A alfaiataria, que é durante os três primeiros quartéis do séc. XX um ofício de grande reconhecimento, decai até quase à extinção de grande parte das peças de vestuário que aqui se mencionam, restando a confecção de fatos, essencialmente, sobretudos, trajo professoral e trajo magistral.
As escolas de corte de roupa masculina fecham por falta de procura de clientes nas alfaiatarias, mas também por falta de alunos que queiram aprender o ofício.
Se o ofício de alfaiate é, nos dias de hoje, uma prática quase extinta, como se sabe, é maior o risco de extinção nas regiões do interior do país e no Alentejo. São aí muitos os ex-alfaiates que recordam com saudade a época em que eram procurados para talharem à feição. E são alguns os que, para matar saudades do antigo ofício, se dedicam à construção de miniaturas de peças de vestuário, iguais às que antes confeccionavam à escala humana.
De forma a e perpetuar a memória de uma prática (quase) extinta, bem como das suas técnicas e instrumentos, a autora e coordenadora do projecto Diana Regal, pela Colecção B, Associação Cultural, com a parceria financeira da ANIVEC/APIV e com a parceria científica do Museu Nacional do Traje, encontra-se em trabalho de concretização de A tesoura de Emmanuel Kant – Indumentárias da alfaiataria portuguesa.
A tesoura de Emmanuel Kant – Indumentárias da alfaiataria portuguesa propõe-se como projecto de investigação de campo centrado na alfaiataria, como método artesanal de produção de roupa masculina por medida, do século vinte, dos grandes centros urbanos do país, Lisboa e Porto, e das regiões rurais, como o Alentejo, o Ribatejo e a Serra da Estrela.

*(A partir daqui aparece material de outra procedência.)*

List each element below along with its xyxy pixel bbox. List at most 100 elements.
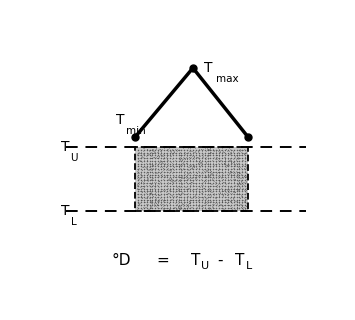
Point — [235, 191, 241, 196]
Point — [193, 201, 198, 206]
Point — [221, 203, 227, 208]
Point — [222, 194, 228, 199]
Point — [233, 177, 238, 182]
Point — [158, 167, 164, 172]
Point — [211, 191, 216, 196]
Point — [226, 152, 232, 157]
Point — [147, 164, 152, 169]
Point — [244, 190, 249, 196]
Point — [149, 196, 155, 201]
Point — [234, 171, 239, 176]
Point — [147, 164, 152, 169]
Point — [219, 169, 225, 174]
Point — [149, 198, 155, 203]
Point — [149, 184, 155, 189]
Point — [206, 180, 212, 185]
Point — [207, 171, 213, 176]
Point — [169, 176, 175, 181]
Point — [136, 201, 141, 206]
Point — [199, 205, 204, 211]
Point — [185, 204, 190, 209]
Point — [175, 198, 181, 203]
Point — [178, 173, 184, 178]
Point — [202, 146, 208, 151]
Point — [151, 203, 157, 208]
Point — [181, 203, 187, 208]
Point — [225, 167, 231, 172]
Point — [188, 180, 194, 185]
Point — [191, 154, 197, 159]
Point — [164, 190, 169, 195]
Point — [153, 189, 158, 195]
Point — [147, 190, 152, 195]
Point — [158, 169, 164, 174]
Point — [158, 153, 164, 158]
Point — [227, 184, 233, 189]
Point — [171, 149, 177, 155]
Point — [222, 147, 228, 152]
Point — [161, 183, 167, 188]
Point — [138, 183, 144, 188]
Point — [165, 172, 171, 178]
Point — [234, 189, 239, 194]
Point — [167, 162, 173, 167]
Point — [169, 147, 174, 152]
Point — [238, 153, 244, 158]
Text: L: L — [71, 217, 76, 227]
Point — [205, 167, 211, 172]
Point — [216, 178, 222, 183]
Point — [181, 166, 187, 172]
Point — [196, 199, 202, 204]
Point — [203, 204, 208, 210]
Point — [137, 156, 143, 161]
Point — [155, 155, 161, 160]
Point — [144, 175, 149, 180]
Point — [173, 197, 179, 203]
Point — [199, 157, 205, 163]
Point — [195, 203, 201, 208]
Point — [172, 200, 178, 205]
Point — [163, 191, 169, 196]
Point — [134, 206, 140, 212]
Point — [160, 204, 165, 209]
Point — [185, 187, 190, 192]
Point — [198, 163, 204, 168]
Point — [224, 172, 230, 177]
Point — [232, 163, 238, 168]
Point — [213, 200, 219, 205]
Point — [200, 152, 206, 157]
Point — [141, 186, 147, 191]
Point — [153, 173, 159, 178]
Point — [149, 197, 154, 202]
Point — [240, 169, 245, 174]
Point — [184, 160, 190, 165]
Point — [149, 164, 155, 169]
Point — [211, 197, 216, 202]
Point — [188, 179, 193, 184]
Point — [147, 172, 152, 177]
Point — [198, 159, 204, 164]
Point — [170, 205, 176, 211]
Point — [224, 147, 229, 152]
Point — [230, 185, 235, 190]
Point — [234, 194, 239, 199]
Point — [218, 169, 224, 174]
Point — [195, 155, 200, 160]
Point — [198, 183, 204, 188]
Point — [212, 161, 218, 166]
Point — [233, 198, 239, 204]
Point — [158, 203, 164, 208]
Point — [135, 167, 141, 172]
Point — [242, 147, 248, 152]
Point — [228, 185, 233, 190]
Point — [146, 196, 152, 201]
Point — [220, 175, 225, 180]
Point — [153, 197, 158, 202]
Point — [147, 169, 152, 174]
Point — [224, 191, 230, 196]
Point — [184, 158, 190, 163]
Point — [157, 158, 163, 164]
Point — [153, 156, 158, 161]
Point — [134, 187, 140, 192]
Point — [217, 166, 223, 172]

O projecto traduz-se na edição de um livro sobre a alfaiataria em Portugal, homenageando a arte e os seus mestres com identificação das peças de vestuário de alfaiate, usadas nos três primeiros quartéis do século XX, e numa exposição de 35 indumentárias a 1/3 da escala humana, que melhor representam o guarda-roupa do homem português desta época, com realização prevista para Outubro do presente ano. A exposição conta com a consultoria técnica do mestre alfaiate Armindo Bártolo e com o alfaiate João Virgílio, para a realização das indumentárias em miniatura.Conta ainda com participações escritas no livro de vários investigadores da área e com a colaboração de inúmeros alfaiates.
O projecto teve já uma mostra de traje masculino do Alentejo, que reuniu 18 indumentárias em miniatura de trajo masculino das regiões do Alentejo e Ribatejo, realizadas pelo alfaiate alentejano João Virgílio.
A exposição esteve patente ao público de 6 a 30 de Maio, na sede da Fundação Alentejo-Terra Mãe,
em Évora.Um projecto Colecção B, em parceria com a ANIVEC/APIV e o Museu Nacional do Traje.

(1) - Armindo Bártolo, mestre alfaiate de Lisboa.
(2) - Termo usado para designar o aprendiz que se inicia na arte com a função de
chegar os utensílios ao mestre, sob a ordem: chega-me isso!